Results from my own decidedly nonclinical study—the Covid Cushion Effect—were almost as conclusive: My lack of activity and poor food choices during isolation were adding padding to my waistline, and no doubt contributing to my funk. I sought diet advice from Max Lugavere, the author of Genius Foods: Become Smarter, Happier, and More Productive While Protecting Your Brain for Life. Along with dark, leafy greens and collagen-filled foods like chicken drumsticks, he recommended eating foods rich in fat-soluble antioxidants and carotenoids. “The brain is constructed largely of a particularly damage-prone type of fat,” he told me. Lugavere’s food of choice: fatty fish, especially wild salmon, which is high in astaxanthin and DHA fat, one of the most important structural building blocks of the brain. “I also try to eat a lot of ikura [salmon roe] sushi,” he said. “It contains a unique chemical form of DHA that, for some people, might be more easily absorbed into the brain.”

Hunger pangs and a sudden craving for Nobu takeout made me forget to ask Lugavere where he stands on nootropics, nutrients purported to help the brain’s neurotransmitters work more efficiently.

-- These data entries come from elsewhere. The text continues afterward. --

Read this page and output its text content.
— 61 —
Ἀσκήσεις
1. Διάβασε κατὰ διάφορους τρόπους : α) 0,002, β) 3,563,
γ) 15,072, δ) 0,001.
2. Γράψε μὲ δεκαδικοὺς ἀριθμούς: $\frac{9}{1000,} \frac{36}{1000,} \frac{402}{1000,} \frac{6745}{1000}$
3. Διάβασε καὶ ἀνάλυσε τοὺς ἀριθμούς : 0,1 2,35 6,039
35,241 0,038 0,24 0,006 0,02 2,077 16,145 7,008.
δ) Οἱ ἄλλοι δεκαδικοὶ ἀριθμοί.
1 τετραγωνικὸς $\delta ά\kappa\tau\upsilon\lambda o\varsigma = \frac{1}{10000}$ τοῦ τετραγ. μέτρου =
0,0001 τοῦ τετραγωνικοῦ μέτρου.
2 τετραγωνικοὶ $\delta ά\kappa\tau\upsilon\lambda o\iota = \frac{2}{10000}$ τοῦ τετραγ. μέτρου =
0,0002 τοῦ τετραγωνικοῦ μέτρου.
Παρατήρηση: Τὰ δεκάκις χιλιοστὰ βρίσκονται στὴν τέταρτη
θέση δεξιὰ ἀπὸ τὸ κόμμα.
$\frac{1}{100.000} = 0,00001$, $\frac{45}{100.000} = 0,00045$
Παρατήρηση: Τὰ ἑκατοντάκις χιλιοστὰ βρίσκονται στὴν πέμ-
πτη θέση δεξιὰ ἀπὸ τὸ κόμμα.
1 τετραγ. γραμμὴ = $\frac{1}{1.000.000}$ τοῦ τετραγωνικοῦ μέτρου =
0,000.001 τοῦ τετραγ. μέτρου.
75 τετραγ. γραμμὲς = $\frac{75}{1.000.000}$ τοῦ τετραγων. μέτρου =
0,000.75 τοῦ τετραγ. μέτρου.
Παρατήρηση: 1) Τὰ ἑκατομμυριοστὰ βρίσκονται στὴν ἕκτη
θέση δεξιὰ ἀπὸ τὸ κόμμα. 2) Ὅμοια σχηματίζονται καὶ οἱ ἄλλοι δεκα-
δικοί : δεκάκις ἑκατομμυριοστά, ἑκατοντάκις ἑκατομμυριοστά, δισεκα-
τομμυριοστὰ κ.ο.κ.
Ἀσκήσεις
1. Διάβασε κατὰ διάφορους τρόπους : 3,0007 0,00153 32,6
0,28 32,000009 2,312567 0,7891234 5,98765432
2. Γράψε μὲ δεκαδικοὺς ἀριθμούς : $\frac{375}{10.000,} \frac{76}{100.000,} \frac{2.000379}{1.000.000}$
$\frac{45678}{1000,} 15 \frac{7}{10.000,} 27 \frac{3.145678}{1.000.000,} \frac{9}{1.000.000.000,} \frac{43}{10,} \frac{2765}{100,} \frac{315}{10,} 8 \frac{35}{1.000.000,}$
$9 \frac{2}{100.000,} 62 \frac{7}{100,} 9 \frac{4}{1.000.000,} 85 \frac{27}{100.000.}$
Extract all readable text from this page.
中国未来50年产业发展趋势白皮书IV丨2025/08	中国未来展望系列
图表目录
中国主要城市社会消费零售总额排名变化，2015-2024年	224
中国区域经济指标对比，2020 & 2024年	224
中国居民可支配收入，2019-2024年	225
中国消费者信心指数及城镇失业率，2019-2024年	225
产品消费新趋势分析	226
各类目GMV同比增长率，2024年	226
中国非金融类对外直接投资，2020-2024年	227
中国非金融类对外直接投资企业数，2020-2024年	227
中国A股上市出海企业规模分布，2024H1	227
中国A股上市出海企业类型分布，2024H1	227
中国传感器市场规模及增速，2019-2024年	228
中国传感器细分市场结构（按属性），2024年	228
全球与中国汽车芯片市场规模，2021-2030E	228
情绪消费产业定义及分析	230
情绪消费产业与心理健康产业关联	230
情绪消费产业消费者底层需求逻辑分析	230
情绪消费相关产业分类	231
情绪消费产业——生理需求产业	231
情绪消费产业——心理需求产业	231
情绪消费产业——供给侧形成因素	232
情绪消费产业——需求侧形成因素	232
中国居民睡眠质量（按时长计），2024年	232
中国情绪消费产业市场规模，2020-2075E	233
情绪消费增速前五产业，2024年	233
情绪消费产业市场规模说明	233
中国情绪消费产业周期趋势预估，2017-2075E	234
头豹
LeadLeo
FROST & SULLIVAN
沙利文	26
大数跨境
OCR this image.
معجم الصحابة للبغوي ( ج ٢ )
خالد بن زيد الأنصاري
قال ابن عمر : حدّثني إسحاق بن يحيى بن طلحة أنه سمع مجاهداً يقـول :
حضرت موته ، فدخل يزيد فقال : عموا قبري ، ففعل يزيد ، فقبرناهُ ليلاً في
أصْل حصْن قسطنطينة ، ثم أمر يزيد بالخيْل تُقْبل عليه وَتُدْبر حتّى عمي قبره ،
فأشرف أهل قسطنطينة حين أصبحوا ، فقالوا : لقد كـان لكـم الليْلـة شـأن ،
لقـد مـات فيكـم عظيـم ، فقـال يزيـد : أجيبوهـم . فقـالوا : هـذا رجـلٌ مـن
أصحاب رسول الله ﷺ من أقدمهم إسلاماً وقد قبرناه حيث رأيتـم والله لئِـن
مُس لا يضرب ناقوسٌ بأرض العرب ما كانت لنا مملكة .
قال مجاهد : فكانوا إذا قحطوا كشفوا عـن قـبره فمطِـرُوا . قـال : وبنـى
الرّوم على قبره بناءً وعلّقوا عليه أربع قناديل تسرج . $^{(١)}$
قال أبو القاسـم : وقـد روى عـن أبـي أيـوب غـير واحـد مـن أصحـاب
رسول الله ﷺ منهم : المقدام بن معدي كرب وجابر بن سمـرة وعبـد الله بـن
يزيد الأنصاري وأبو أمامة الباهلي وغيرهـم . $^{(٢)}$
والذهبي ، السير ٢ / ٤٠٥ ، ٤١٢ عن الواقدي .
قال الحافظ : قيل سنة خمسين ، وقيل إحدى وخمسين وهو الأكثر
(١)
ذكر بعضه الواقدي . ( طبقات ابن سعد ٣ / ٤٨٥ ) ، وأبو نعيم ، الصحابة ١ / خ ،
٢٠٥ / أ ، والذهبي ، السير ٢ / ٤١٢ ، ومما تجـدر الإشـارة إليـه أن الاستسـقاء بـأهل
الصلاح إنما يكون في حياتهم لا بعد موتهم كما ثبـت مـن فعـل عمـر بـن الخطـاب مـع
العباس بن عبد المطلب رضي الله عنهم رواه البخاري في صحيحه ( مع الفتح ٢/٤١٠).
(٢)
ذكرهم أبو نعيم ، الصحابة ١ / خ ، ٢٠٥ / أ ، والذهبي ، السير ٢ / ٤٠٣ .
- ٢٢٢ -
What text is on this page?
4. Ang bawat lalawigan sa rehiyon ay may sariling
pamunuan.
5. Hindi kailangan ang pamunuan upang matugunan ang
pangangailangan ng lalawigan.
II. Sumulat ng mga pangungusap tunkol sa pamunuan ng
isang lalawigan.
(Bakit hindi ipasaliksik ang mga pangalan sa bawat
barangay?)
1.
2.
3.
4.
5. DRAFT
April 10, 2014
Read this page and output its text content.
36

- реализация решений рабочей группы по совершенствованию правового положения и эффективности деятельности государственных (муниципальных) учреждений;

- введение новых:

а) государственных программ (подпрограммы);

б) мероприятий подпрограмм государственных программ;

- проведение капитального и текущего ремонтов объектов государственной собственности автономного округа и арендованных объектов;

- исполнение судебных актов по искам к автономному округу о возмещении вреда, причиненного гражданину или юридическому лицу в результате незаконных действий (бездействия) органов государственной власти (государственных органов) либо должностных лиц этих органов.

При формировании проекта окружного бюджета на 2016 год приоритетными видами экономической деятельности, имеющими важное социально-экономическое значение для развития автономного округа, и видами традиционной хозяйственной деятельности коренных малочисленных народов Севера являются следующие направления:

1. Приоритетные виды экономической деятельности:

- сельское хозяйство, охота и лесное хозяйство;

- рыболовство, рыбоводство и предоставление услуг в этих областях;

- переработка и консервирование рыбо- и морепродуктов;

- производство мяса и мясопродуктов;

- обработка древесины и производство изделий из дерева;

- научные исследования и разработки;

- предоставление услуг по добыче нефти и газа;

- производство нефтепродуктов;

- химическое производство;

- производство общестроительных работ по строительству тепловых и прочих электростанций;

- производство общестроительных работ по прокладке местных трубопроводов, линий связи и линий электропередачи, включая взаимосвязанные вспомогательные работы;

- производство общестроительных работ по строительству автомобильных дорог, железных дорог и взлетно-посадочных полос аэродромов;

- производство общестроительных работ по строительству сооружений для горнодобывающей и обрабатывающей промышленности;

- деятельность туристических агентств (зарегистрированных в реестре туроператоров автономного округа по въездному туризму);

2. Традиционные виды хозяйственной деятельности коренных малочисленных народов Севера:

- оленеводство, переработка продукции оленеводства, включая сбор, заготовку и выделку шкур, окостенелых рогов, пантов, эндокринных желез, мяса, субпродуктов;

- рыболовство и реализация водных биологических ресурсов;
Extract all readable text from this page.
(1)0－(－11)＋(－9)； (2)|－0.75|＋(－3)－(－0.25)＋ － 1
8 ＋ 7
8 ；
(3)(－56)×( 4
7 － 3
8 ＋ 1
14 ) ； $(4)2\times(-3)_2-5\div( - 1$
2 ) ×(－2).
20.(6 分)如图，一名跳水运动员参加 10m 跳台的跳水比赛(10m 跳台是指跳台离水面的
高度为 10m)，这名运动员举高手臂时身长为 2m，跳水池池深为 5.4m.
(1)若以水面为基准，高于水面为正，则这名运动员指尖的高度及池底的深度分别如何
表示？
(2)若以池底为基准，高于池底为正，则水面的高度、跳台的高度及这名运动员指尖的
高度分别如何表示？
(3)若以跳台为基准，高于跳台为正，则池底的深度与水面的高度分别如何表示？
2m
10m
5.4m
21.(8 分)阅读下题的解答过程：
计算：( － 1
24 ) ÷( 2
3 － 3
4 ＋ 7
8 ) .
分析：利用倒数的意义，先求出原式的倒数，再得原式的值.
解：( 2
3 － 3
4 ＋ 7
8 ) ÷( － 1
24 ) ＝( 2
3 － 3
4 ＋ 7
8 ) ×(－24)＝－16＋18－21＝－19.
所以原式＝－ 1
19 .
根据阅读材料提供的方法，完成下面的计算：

I wasn’t sure he would approve of my newest ingestible obsession: Formula, a customized regimen meant to enhance productivity and focus. Based on how you answer an online questionnaire, you receive four nootropic blends and test-drive each one for six days to see which, if any, provides what company cofounder Adam Greenfeld calls a “measurable, braggable” effect. “When the nootropic is right, you know it,” he said. “You see it in your productivity, feel it in your mood. It’s like this overwhelmingly aha type of moment. There’s no one-size-fits-all approach when it comes to nootropics, because there are so many variations in neurochemistry.” In the interest of having it all, I couldn’t help but wonder what would happen if I mixed my bespoke batch of potential wonder pills—Clarity, Motivation, Creativity, and Logic—into one big brain-enhancing cocktail. Would I finally write that book? Or end up in the hospital?

While I awaited my pod experience, hoped for a nootropic aha moment, and stuffed myself silly with drumsticks and fish eggs, I decided to revisit online shoe shopping, my favorite prepandemic source of serotonin. But with nowhere to go and no one to impress, I focused on a new kind of accessory: brain-tech wearables. I can now be found sporting a sleek, black Apollo strap around my ankle (think bondage restraint meets Balenciaga-esque house-arrest tracking device), which soothes my ragged nervous system with vibrational touch therapy; a Woojer (a supercool haptic device that uses tactile audio to help me feel music and calming frequencies) around my waist; and a HeartMath clip on my ear that tracks heart rate variability and will hopefully lead me to “physiological coherence.” And call me delusional, but I’m convinced that my Muse 2 brain-sensing meditation headband lends me a certain Gal Gadot vibe. I just hope I don’t lose what little is left of my mind when I see my credit card bill.